Question
Newsome Company manufactures one product. Its variable manufacturing overhead is applied to production based on direct labor-hours and its standard cost card per unit is
Newsome Company manufactures one product. Its variable manufacturing overhead is applied to production based on direct labor-hours and its standard cost card per unit is as follows:
- Direct materials per unit: 7 pounds at $10 per pound - Direct labor per unit: 3 hours at $14 per hour - Variable overhead: 3 hours at $6 per hour
The planning budget for March 2019 was based on producing and selling 35,000 units. However, during March the company actually produced and sold 32,000 units and incurred the following costs:
(a) Purchased 245,000 pounds of raw materials at a cost of $9.50 per pound. All of this material was used in production.

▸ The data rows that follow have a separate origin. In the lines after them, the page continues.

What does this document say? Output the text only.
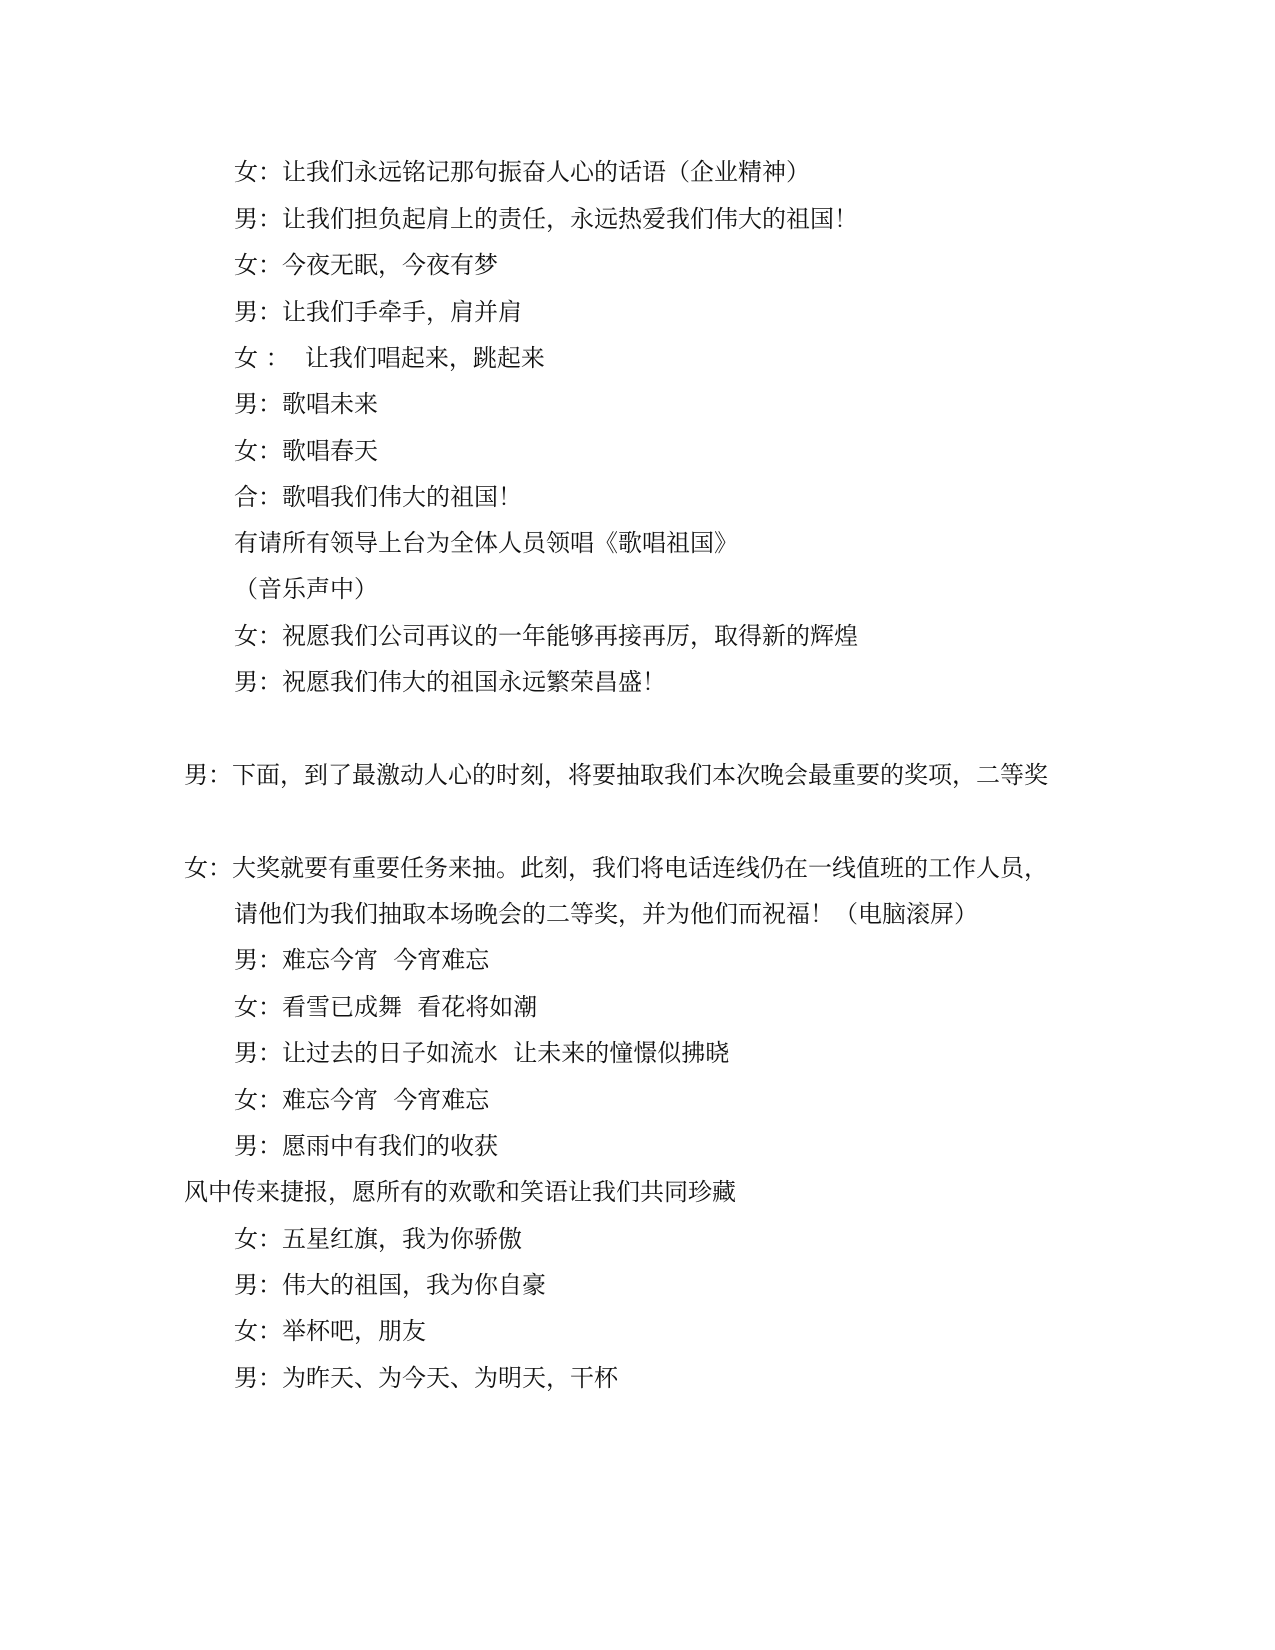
女：让我们永远铭记那句振奋人心的话语（企业精神）
男：让我们担负起肩上的责任，永远热爱我们伟大的祖国！
女：今夜无眠，今夜有梦
男：让我们手牵手，肩并肩
女 ：  让我们唱起来，跳起来
男：歌唱未来
女：歌唱春天
合：歌唱我们伟大的祖国！
有请所有领导上台为全体人员领唱《歌唱祖国》
（音乐声中）
女：祝愿我们公司再议的一年能够再接再厉，取得新的辉煌
男：祝愿我们伟大的祖国永远繁荣昌盛！
男：下面，到了最激动人心的时刻，将要抽取我们本次晚会最重要的奖项，二等奖
女：大奖就要有重要任务来抽。此刻，我们将电话连线仍在一线值班的工作人员，
请他们为我们抽取本场晚会的二等奖，并为他们而祝福！（电脑滚屏）
男：难忘今宵  今宵难忘
女：看雪已成舞  看花将如潮
男：让过去的日子如流水  让未来的憧憬似拂晓
女：难忘今宵  今宵难忘
男：愿雨中有我们的收获
风中传来捷报，愿所有的欢歌和笑语让我们共同珍藏
女：五星红旗，我为你骄傲
男：伟大的祖国，我为你自豪
女：举杯吧，朋友
男：为昨天、为今天、为明天，干杯
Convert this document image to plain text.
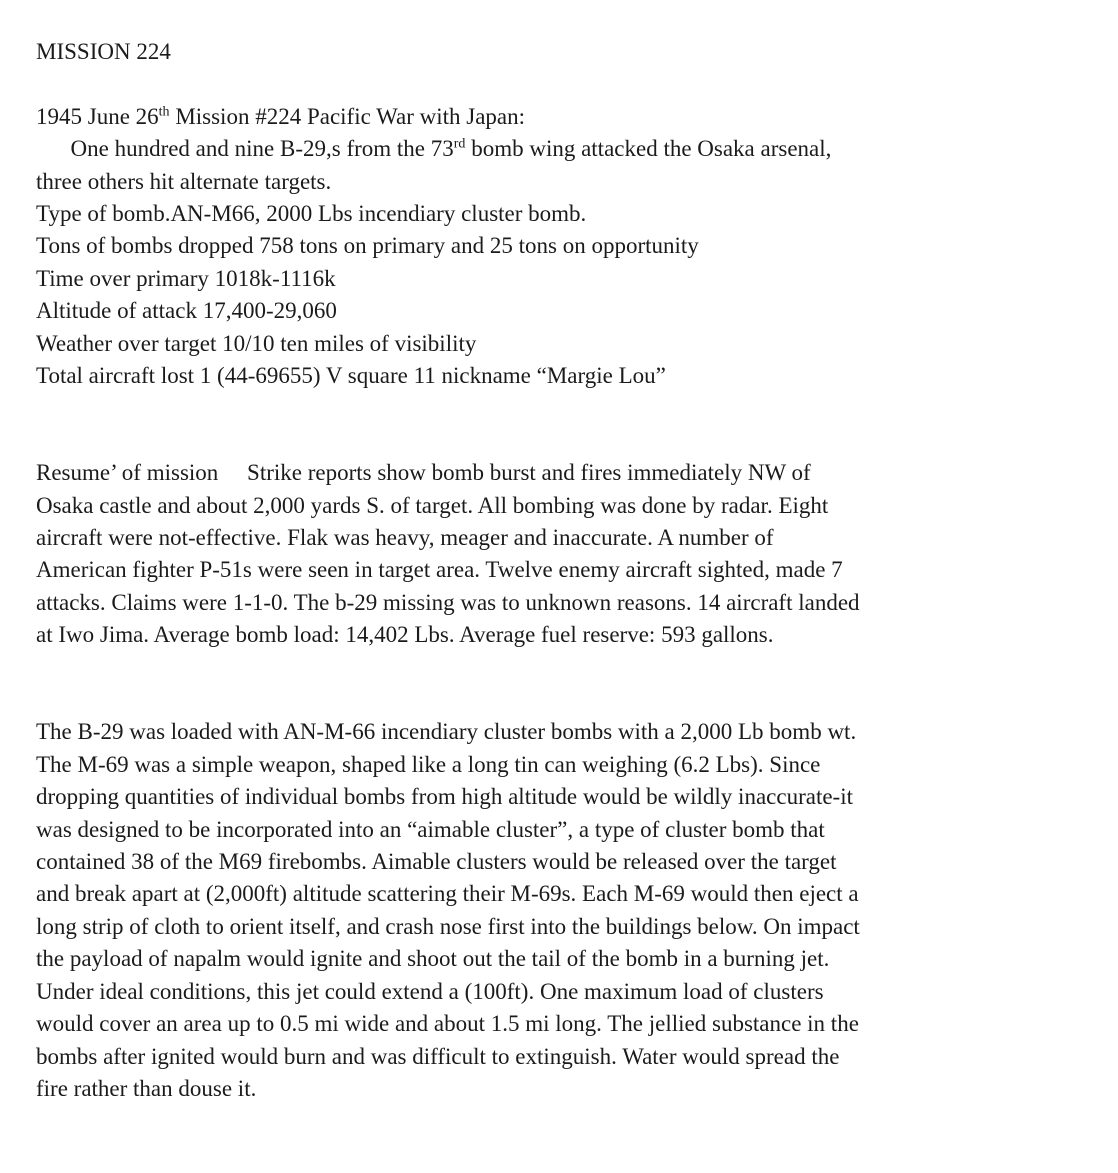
MISSION 224

1945 June 26th Mission #224 Pacific War with Japan:

One hundred and nine B-29,s from the 73rd bomb wing attacked the Osaka arsenal,

three others hit alternate targets.

Type of bomb.AN-M66, 2000 Lbs incendiary cluster bomb.

Tons of bombs dropped 758 tons on primary and 25 tons on opportunity

Time over primary 1018k-1116k

Altitude of attack 17,400-29,060

Weather over target 10/10 ten miles of visibility

Total aircraft lost 1 (44-69655) V square 11 nickname “Margie Lou”

Resume’ of mission     Strike reports show bomb burst and fires immediately NW of

Osaka castle and about 2,000 yards S. of target. All bombing was done by radar. Eight

aircraft were not-effective. Flak was heavy, meager and inaccurate. A number of

American fighter P-51s were seen in target area. Twelve enemy aircraft sighted, made 7

attacks. Claims were 1-1-0. The b-29 missing was to unknown reasons. 14 aircraft landed

at Iwo Jima. Average bomb load: 14,402 Lbs. Average fuel reserve: 593 gallons.

The B-29 was loaded with AN-M-66 incendiary cluster bombs with a 2,000 Lb bomb wt.

The M-69 was a simple weapon, shaped like a long tin can weighing (6.2 Lbs). Since

dropping quantities of individual bombs from high altitude would be wildly inaccurate-it

was designed to be incorporated into an “aimable cluster”, a type of cluster bomb that

contained 38 of the M69 firebombs. Aimable clusters would be released over the target

and break apart at (2,000ft) altitude scattering their M-69s. Each M-69 would then eject a

long strip of cloth to orient itself, and crash nose first into the buildings below. On impact

the payload of napalm would ignite and shoot out the tail of the bomb in a burning jet.

Under ideal conditions, this jet could extend a (100ft). One maximum load of clusters

would cover an area up to 0.5 mi wide and about 1.5 mi long. The jellied substance in the

bombs after ignited would burn and was difficult to extinguish. Water would spread the

fire rather than douse it.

(b) Direct laborers worked 102,400 hours at a rate of $14.50 per hour
(c) Total variable manufacturing overhead for the month was $580,000
(d) Total advertising expenses were $210,000. Total sales expenses were $455,000. Total shipping expenses were $115,000.
WHAT TO DO: Prepare three budgets:
A Planning Budget at 35,000 units.
A Flexible budget at 32,000 units.
An Actual Results Budget at 32,000.
Use only the data given above (i.e. the sales price per unit is not known).